Spettro - L'intero orecchio della Danimarca...
(Atto I, sc. 5)
Volendo, la Danimarca ne avrebbe anche la forma: un vangoghiano
orecchio reciso, eppure ossessivamente origliante, sospeso sopra la
Germania, a un niente dalla gigantesca Scandinavia di Fortebraccio. E
certo quella di Amleto è una tragedia di orecchie ossessionate, e allo
stesso tempo di «una letale vulnerabilità dell’orecchio» (S. Cavell, Il ripudio del sapere. Lo scetticismo nelle tragedie di
Shakespeare, Torino 2004).
Alle orecchie crede soprattutto
Polonio, martire dell’udito clandestino, che all’inizio raccomanda al
figlio Laerte: «presta il tuo orecchio a tutti, la tua voce a nessuno»
(Atto I, sc. 3). – Poco dopo lo Spettro parla al figlio Amleto
per rivelargli che «Rankly abused» (volgarmente ingannato) è tutto
l’orecchio della Danimarca («The whole ear of Denmark») sulla ragione
della morte del Re (Atto I, sc. 5). Il figlio sarà dunque il
primo a udire («Presta
il tuo orecchio / a ciò che ora avrà da dire»)

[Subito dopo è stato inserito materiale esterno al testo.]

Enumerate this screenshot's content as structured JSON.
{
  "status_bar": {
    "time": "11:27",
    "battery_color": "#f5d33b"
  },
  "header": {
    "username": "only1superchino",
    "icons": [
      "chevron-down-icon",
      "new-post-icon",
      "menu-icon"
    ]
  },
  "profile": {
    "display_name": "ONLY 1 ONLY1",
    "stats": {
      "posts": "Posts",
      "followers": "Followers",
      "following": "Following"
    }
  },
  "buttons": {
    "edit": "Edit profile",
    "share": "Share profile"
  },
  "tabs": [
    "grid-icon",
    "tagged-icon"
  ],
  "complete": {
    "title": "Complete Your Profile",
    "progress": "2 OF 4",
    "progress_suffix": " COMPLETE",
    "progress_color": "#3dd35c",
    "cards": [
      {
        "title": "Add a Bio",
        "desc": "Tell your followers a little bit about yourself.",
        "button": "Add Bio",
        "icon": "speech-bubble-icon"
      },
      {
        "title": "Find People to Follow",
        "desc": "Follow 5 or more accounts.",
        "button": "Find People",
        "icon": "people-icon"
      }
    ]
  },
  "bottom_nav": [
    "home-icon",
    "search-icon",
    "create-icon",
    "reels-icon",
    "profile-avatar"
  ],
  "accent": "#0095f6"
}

che il padre è stato avvelenato: versando «nella conca dei miei
orecchi quell’essenza lebbrosa» (Ibid.).
Niente esclude che proprie queste
parole dello Spettro paterno (?) siano veleno a sua volta lasciato
scorrere nelle orecchie del figlio, ma questo è un discorso che
abbiamo affrontato già in altre parti.
Come Amleto - strategia suicida! -
attacca a fare il matto, sarà tutto un origliare per carpire la natura
della sua follia: prima Claudio e Polonio come
«legittime spie» (Atto III; sc. 1) a
sentirlo insultare Ofelia; poi Polonio da solo nella
closet scene.
Intanto il Re è rimasto shockato
dall’affronto del nipote, che ha osato far mettere in scena dagli
attori un re avvelenato nell’orecchio appunto dal nipote (dunque una
minaccia a lui!?) nell’Omicidio di Gonzago (didascalia
della Pantomima: «Subito
entra un altro, toglie al re la corona, la bacia, verso un veleno
nell’orecchio al dormiente», Atto III, sc. 2).

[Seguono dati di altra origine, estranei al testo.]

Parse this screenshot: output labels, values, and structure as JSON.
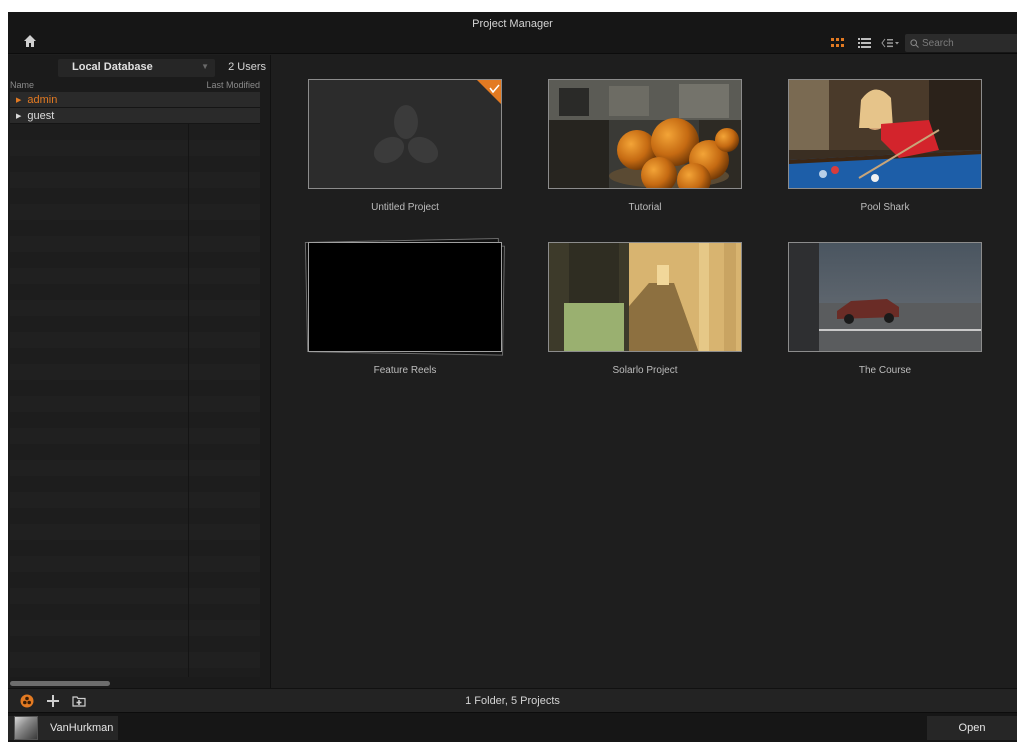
{
  "window": {
    "title": "Project Manager"
  },
  "toolbar": {
    "home_icon": "home-icon",
    "grid_view_icon": "grid-view-icon",
    "list_view_icon": "list-view-icon",
    "sort_icon": "sort-icon",
    "search_placeholder": "Search",
    "accent": "#e37a22"
  },
  "sidebar": {
    "database_label": "Local Database",
    "user_count": "2 Users",
    "columns": [
      "Name",
      "Last Modified"
    ],
    "users": [
      {
        "name": "admin",
        "active": true
      },
      {
        "name": "guest",
        "active": false
      }
    ]
  },
  "projects": [
    {
      "name": "Untitled Project",
      "type": "project",
      "selected": true
    },
    {
      "name": "Tutorial",
      "type": "project",
      "selected": false
    },
    {
      "name": "Pool Shark",
      "type": "project",
      "selected": false
    },
    {
      "name": "Feature Reels",
      "type": "folder",
      "selected": false
    },
    {
      "name": "Solarlo Project",
      "type": "project",
      "selected": false
    },
    {
      "name": "The Course",
      "type": "project",
      "selected": false
    }
  ],
  "statusbar": {
    "summary": "1 Folder, 5 Projects"
  },
  "footer": {
    "user_name": "VanHurkman",
    "open_label": "Open"
  }
}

Il piano di Polonio è sempre lo
stesso: ascoltare nascosto mentre Gertrude spinge Amleto a confidarsi
(«mi piazzerò, se non vi
dispiace, nell’orecchio / di tutto il loro colloquio», Atto III,
sc. 2). Ma morrà infilzato dietro l’arazzo. Tragedia del tutto
minore per madre e figlio che gli dedicano non più di una parentesi.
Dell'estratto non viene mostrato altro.